Article
Systematic quantitative analysis of ribosome inventory during nutrient stress
https://doi.org/10.1038/s41586-020-2446-y
Heeseon An1,3, Alban Ordureau1,3, Maria Körner1,2, Joao A. Paulo1 & J. Wade Harper1 ✉
Received: 2 February 2020 Accepted: 7 May 2020 Published online: xx xx xxxx Check for updates
Mammalian cells reorganize their proteomes in response to nutrient stress through translational suppression and degradative mechanisms using the proteasome and autophagy systems1,2. Ribosomes are central targets of this response, as they are responsible for translation and subject to lysosomal turnover during nutrient stress3–5. The abundance of ribosomal (r)-proteins (around 6% of the proteome; 107 copies per cell)6,7 and their high arginine and lysine content has led to the hypothesis that they are selectively used as a source of basic amino acids during nutrient stress through autophagy4,7. However, the relative contributions of translational and degradative mechanisms to the control of r-protein abundance during acute stress responses is poorly understood, as is the extent to which r-proteins are used to generate amino acids when specific building blocks are limited7. Here, we integrate quantitative global translatome and degradome proteomics8 with genetically encoded Ribo–Keima5 and Ribo–Halo reporters to interrogate r-protein homeostasis with and without active autophagy. In conditions of acute nutrient stress, cells strongly suppress the translation of r-proteins, but, notably, r-protein degradation occurs largely through non-autophagic pathways. Simultaneously, the decrease in r-protein abundance is compensated for by a reduced dilution of pre-existing ribosomes and a reduction in cell volume, thereby maintaining the density of ribosomes within single cells. Withdrawal of basic or hydrophobic amino acids induces translational repression without differential induction of ribophagy, indicating that ribophagy is not used to selectively produce basic amino acids during acute nutrient stress. We present a quantitative framework that describes the contributions of biosynthetic and degradative mechanisms to r-protein abundance and proteome remodelling in conditions of nutrient stress.

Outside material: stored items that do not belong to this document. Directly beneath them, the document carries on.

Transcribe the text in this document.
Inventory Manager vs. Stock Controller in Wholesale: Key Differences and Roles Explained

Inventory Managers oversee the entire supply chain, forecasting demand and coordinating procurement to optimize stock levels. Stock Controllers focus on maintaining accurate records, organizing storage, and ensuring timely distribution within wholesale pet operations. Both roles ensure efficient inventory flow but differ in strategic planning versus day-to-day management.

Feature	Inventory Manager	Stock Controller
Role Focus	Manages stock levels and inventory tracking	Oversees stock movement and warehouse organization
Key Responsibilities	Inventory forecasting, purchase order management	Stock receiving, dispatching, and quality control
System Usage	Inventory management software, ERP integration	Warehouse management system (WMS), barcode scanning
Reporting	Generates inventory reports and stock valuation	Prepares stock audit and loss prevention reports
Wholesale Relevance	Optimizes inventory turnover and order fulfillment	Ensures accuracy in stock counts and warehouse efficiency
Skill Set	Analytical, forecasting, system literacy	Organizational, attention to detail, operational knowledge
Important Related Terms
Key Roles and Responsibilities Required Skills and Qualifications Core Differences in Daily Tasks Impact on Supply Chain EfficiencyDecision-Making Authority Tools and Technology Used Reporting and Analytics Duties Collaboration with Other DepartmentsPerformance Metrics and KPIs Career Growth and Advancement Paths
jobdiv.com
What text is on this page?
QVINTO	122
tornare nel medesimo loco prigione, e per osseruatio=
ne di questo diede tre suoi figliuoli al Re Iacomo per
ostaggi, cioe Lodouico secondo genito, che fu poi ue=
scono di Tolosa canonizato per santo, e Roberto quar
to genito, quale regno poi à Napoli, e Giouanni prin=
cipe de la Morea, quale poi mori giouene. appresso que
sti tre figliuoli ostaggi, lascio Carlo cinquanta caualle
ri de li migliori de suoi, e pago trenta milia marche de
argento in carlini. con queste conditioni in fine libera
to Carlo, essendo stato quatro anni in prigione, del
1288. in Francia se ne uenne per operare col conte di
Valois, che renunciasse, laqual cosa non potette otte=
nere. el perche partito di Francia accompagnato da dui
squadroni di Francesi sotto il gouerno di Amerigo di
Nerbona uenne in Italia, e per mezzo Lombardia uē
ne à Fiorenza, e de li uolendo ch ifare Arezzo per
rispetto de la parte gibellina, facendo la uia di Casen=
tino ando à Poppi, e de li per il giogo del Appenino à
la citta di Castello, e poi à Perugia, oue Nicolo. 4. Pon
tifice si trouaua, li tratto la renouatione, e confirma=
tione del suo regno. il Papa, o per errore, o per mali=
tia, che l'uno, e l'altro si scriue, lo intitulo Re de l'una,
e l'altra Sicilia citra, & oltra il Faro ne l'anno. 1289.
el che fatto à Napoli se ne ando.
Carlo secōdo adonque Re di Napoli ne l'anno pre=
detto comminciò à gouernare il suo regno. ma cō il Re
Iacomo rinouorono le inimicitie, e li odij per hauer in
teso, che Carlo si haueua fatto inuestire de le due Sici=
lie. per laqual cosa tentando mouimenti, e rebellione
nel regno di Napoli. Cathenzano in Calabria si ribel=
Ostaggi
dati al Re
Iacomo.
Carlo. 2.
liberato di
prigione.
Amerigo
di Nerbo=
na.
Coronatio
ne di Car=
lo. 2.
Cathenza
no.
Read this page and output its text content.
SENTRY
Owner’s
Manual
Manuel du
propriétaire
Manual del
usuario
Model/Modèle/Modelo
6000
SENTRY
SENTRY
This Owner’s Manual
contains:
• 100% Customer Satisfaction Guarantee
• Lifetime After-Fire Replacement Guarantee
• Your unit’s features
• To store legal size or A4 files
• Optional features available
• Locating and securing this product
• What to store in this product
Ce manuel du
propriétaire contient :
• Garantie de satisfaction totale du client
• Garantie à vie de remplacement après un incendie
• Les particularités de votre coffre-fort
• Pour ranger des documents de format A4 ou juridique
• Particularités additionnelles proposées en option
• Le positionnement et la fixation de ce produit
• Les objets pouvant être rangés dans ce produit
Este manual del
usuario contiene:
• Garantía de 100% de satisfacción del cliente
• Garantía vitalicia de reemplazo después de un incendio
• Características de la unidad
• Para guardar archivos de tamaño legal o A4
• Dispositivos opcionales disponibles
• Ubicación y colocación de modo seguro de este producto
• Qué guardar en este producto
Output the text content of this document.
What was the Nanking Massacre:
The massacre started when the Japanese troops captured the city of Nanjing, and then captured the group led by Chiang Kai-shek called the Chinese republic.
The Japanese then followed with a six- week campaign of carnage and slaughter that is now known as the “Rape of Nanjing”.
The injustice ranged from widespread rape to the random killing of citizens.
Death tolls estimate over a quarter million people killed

r-Protein stoichiometry is controlled by translation and assembly mechanisms as well as by proteasomal degradation of excess r-proteins9–11, whereas autophagy may facilitate the turnover of ribosomes en mass5,7. Previous studies examining the effect of amino acid withdrawal or mTOR inhibition on r-protein homeostasis in mammalian cells have primarily focused on autophagic r-protein turnover, using either immunoblotting to measure r-protein abundance for specific subunits4 or Ribo–Keima to measure autophagic flux5. However, a global view of how cells regulate net ribosome abundance upon nutrient stress is lacking, as autophagy is only one of several components of the ribosome homeostasis system. To uncover the mechanisms that control r-protein levels during nutrient stress, we developed a quantitative framework for analysing r-protein abundance, synthesis, turnover and subcellular partitioning, using methods applicable to ensemble or single-cell measurements (Extended Data Fig. 1a). We first used quantitative proteomics to examine the net balance of r-proteins after the acute withdrawal of amino acids or inhibition of mTOR with a small-molecule inhibitor, Torin1 (Tor1) (Fig. 1a–e, Extended Data Fig. 1b–d). HEK293 and HCT116 cells with or without the
ATG8-conjugation (ATG5) or signalling (RB1CC1, also known as FIP200) arms of the autophagy system were subjected to amino acid withdrawal or treatment with Tor1 for 10 or 24 h, followed by 11-plex tandem mass tagging (TMT)-based proteomics (Fig. 1b). We also mined our published dataset using HEK293T (293T) wild-type, ATG7−/− and RB1CC1−/− cells that were subjected to the same experimental pipeline12 (Fig. 1c, Extended Data Fig. 1b). As expected, both treatments resulted in a reduction in the levels of autophagy cargo receptors (GABARAPL2, LC3B, SQSTM1 and TEX264) and endoplasmic reticulum (ER) proteins, which was dependent on ATG5 or ATG7 and RB1CC112 (Extended Data Fig. 1b–e, Supplementary Table 1). By contrast, plots of the log2-transformed ratio (cells treated with nutrient stressors/untreated cells) versus the −log10-transformed P value for at least 70 out of 80 r-proteins revealed only a modest (4.6–11.6%) reduction of r-protein levels with both forms of nutrient stress; this was largely independent of autophagy (Fig. 1c–f, Extended Data Fig. 1b–d), although there was some variation in the extent of decrease between individual r-proteins (Fig. 1g, Extended Data Fig. 1f). The reduction in abundance for several r-proteins was not observable using quantitative immunoblotting (Extended Data Fig. 1g–k).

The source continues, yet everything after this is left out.